If only I loved Ruth Ellen the way I did Valerie, he thought. Or if only Valerie had loved me the way Ruth Ellen does.
Valerie. . . .
"All women are only good for a one-night stand," his father used to say. But then he was bitter after the divorce. He had never remarried. Lathrop Spaulding, the aging playboy, habitué of El Morocco and "21", he saw his father's name in the columns with this model and that showgirl. What was he trying to prove?
Or are we all trying to prove something?
She pulled into the parking lot beside him and rolled down the car window. Her flaming red hair was tied back with a ribbon and she had on dark glasses.
"Hi ya, handsome."
"Billie . . . what are you doing here?"
"I wanted to catch you before you went in the office and I didn't want to call you at home." She lowered her voice. "Listen, I have to talk to you."
"What about?"
"It's not about us. I know that's over."
He waited.
"I can't talk here. Meet me at my place."
"I don't think that's a very good idea."
"Look, he's out of town."
He wasn't about to get involved with this dame again. It wasn't fair to Ruth Ellen.
"It wasn't an accident," Billie said.
"What wasn't?"
"The car. It wasn't an accident. Now do you follow me?"
"Do you have any proof?"
"Yes. My place at noon?"
"All right," he said.
He walked in the Stanolind Oil offices with an uneasy feeling. He'd been in tight spots before and he'd always been lucky, but something told him his luck was running out. He tried to appear nonchalant, but he found he was perspiring and not just from the heat.
Mr. Garrison's secretary came up to him with a worried expression. "The boss would like to see you," she said.
Chet Garrison was a man of sixty who had come to Texas from Indiana. No matter how early you got to the office, he was always there first. He was studying a map on the wall of the latest drillings.
"Did you want to see me, sir?" Peter asked.
Garrison turned. He had a craggy, weather-beaten face under thinning gray hair and large hands with heavy callouses from his boyhood days on a farm. "Yes, I did." He motioned to a chair in front of his desk. "Sit down."
Peter wondered what was coming next. Garrison lit his pipe and then walked around and put his hand on Peter's shoulder.
"Are you in some kind of trouble?" he asked.
"I hope not, sir."
"You can level with me, my boy."
"I'm not sure what you mean."
"Yesterday two federal agents came in here and asked a lot of questions about you. I don't know what they were trying to find out." He paused "You know, I never had a son. Only daughters. Always wanted a son. If there is some way I can help . . . ."
"I appreciate that, sir." Now he was starting to have chills. He wondered how much Garrison knew.
"How's Ruth Ellen?"
"Pretty good. The heat's been getting her a bit."

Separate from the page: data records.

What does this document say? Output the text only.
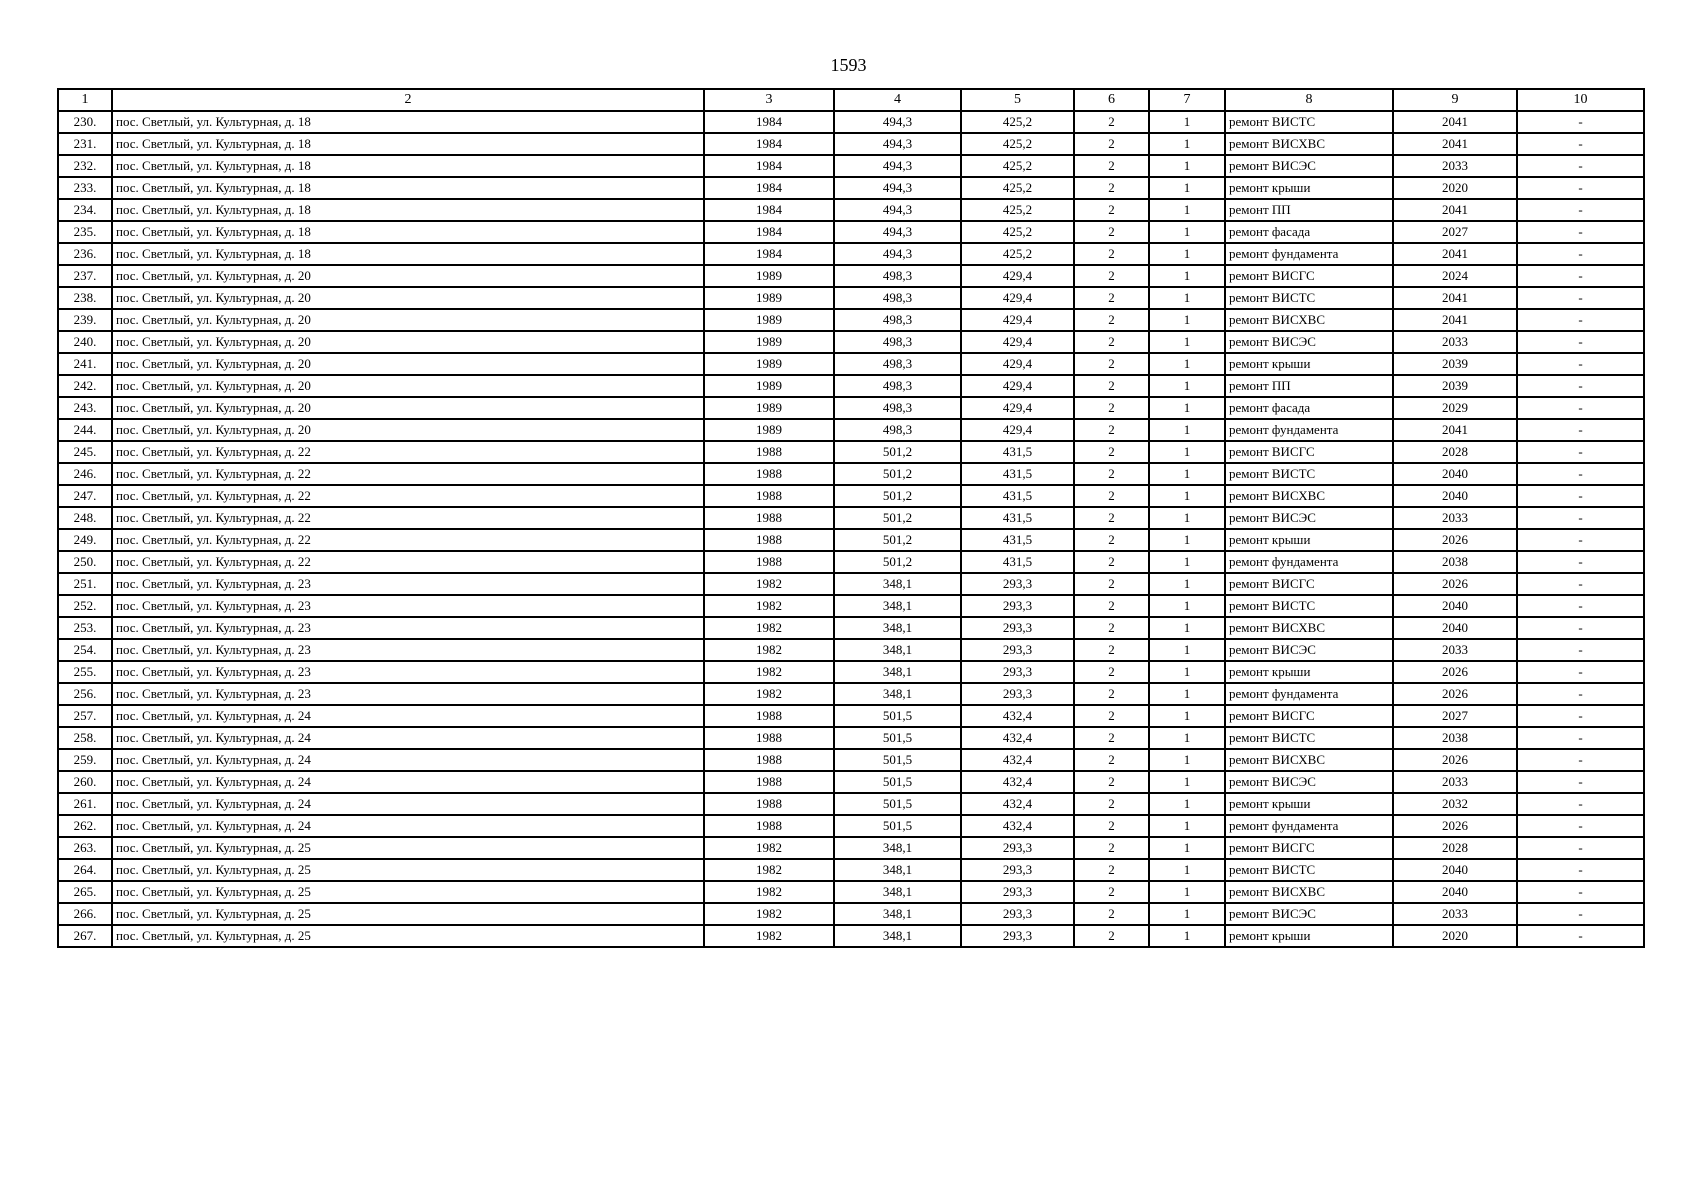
1593
1	2	3	4	5	6	7	8	9	10
230.	пос. Светлый, ул. Культурная, д. 18	1984	494,3	425,2	2	1	ремонт ВИСТС	2041	-
231.	пос. Светлый, ул. Культурная, д. 18	1984	494,3	425,2	2	1	ремонт ВИСХВС	2041	-
232.	пос. Светлый, ул. Культурная, д. 18	1984	494,3	425,2	2	1	ремонт ВИСЭС	2033	-
233.	пос. Светлый, ул. Культурная, д. 18	1984	494,3	425,2	2	1	ремонт крыши	2020	-
234.	пос. Светлый, ул. Культурная, д. 18	1984	494,3	425,2	2	1	ремонт ПП	2041	-
235.	пос. Светлый, ул. Культурная, д. 18	1984	494,3	425,2	2	1	ремонт фасада	2027	-
236.	пос. Светлый, ул. Культурная, д. 18	1984	494,3	425,2	2	1	ремонт фундамента	2041	-
237.	пос. Светлый, ул. Культурная, д. 20	1989	498,3	429,4	2	1	ремонт ВИСГС	2024	-
238.	пос. Светлый, ул. Культурная, д. 20	1989	498,3	429,4	2	1	ремонт ВИСТС	2041	-
239.	пос. Светлый, ул. Культурная, д. 20	1989	498,3	429,4	2	1	ремонт ВИСХВС	2041	-
240.	пос. Светлый, ул. Культурная, д. 20	1989	498,3	429,4	2	1	ремонт ВИСЭС	2033	-
241.	пос. Светлый, ул. Культурная, д. 20	1989	498,3	429,4	2	1	ремонт крыши	2039	-
242.	пос. Светлый, ул. Культурная, д. 20	1989	498,3	429,4	2	1	ремонт ПП	2039	-
243.	пос. Светлый, ул. Культурная, д. 20	1989	498,3	429,4	2	1	ремонт фасада	2029	-
244.	пос. Светлый, ул. Культурная, д. 20	1989	498,3	429,4	2	1	ремонт фундамента	2041	-
245.	пос. Светлый, ул. Культурная, д. 22	1988	501,2	431,5	2	1	ремонт ВИСГС	2028	-
246.	пос. Светлый, ул. Культурная, д. 22	1988	501,2	431,5	2	1	ремонт ВИСТС	2040	-
247.	пос. Светлый, ул. Культурная, д. 22	1988	501,2	431,5	2	1	ремонт ВИСХВС	2040	-
248.	пос. Светлый, ул. Культурная, д. 22	1988	501,2	431,5	2	1	ремонт ВИСЭС	2033	-
249.	пос. Светлый, ул. Культурная, д. 22	1988	501,2	431,5	2	1	ремонт крыши	2026	-
250.	пос. Светлый, ул. Культурная, д. 22	1988	501,2	431,5	2	1	ремонт фундамента	2038	-
251.	пос. Светлый, ул. Культурная, д. 23	1982	348,1	293,3	2	1	ремонт ВИСГС	2026	-
252.	пос. Светлый, ул. Культурная, д. 23	1982	348,1	293,3	2	1	ремонт ВИСТС	2040	-
253.	пос. Светлый, ул. Культурная, д. 23	1982	348,1	293,3	2	1	ремонт ВИСХВС	2040	-
254.	пос. Светлый, ул. Культурная, д. 23	1982	348,1	293,3	2	1	ремонт ВИСЭС	2033	-
255.	пос. Светлый, ул. Культурная, д. 23	1982	348,1	293,3	2	1	ремонт крыши	2026	-
256.	пос. Светлый, ул. Культурная, д. 23	1982	348,1	293,3	2	1	ремонт фундамента	2026	-
257.	пос. Светлый, ул. Культурная, д. 24	1988	501,5	432,4	2	1	ремонт ВИСГС	2027	-
258.	пос. Светлый, ул. Культурная, д. 24	1988	501,5	432,4	2	1	ремонт ВИСТС	2038	-
259.	пос. Светлый, ул. Культурная, д. 24	1988	501,5	432,4	2	1	ремонт ВИСХВС	2026	-
260.	пос. Светлый, ул. Культурная, д. 24	1988	501,5	432,4	2	1	ремонт ВИСЭС	2033	-
261.	пос. Светлый, ул. Культурная, д. 24	1988	501,5	432,4	2	1	ремонт крыши	2032	-
262.	пос. Светлый, ул. Культурная, д. 24	1988	501,5	432,4	2	1	ремонт фундамента	2026	-
263.	пос. Светлый, ул. Культурная, д. 25	1982	348,1	293,3	2	1	ремонт ВИСГС	2028	-
264.	пос. Светлый, ул. Культурная, д. 25	1982	348,1	293,3	2	1	ремонт ВИСТС	2040	-
265.	пос. Светлый, ул. Культурная, д. 25	1982	348,1	293,3	2	1	ремонт ВИСХВС	2040	-
266.	пос. Светлый, ул. Культурная, д. 25	1982	348,1	293,3	2	1	ремонт ВИСЭС	2033	-
267.	пос. Светлый, ул. Культурная, д. 25	1982	348,1	293,3	2	1	ремонт крыши	2020	-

"A nice girl. One of the best secretaries we ever had around here. You take good care of her, make her get plenty of rest. How much longer before the baby's due?"
"Five weeks. The middle of August."
"Say hello to her for me. Tell her we miss her."
"I will, sir."
"You're sure there's nothing you want to tell me?"
Peter shook his head. He wanted to get out of here, away from Garrison's probing look. Garrison trusted him, thought of him as the son he had never had, and he had let him down. There was a suffocating stillness in the room that was almost unbearable, and then the telephone rang.
"That's all, Peter."
Peter started toward the door.
"Remember, we all make mistakes." Garrison picked up the phone and started to talk to the person on the other end.
We all make mistakes.
He walked out of Garrison's office and down the corridor to the drinking fountain.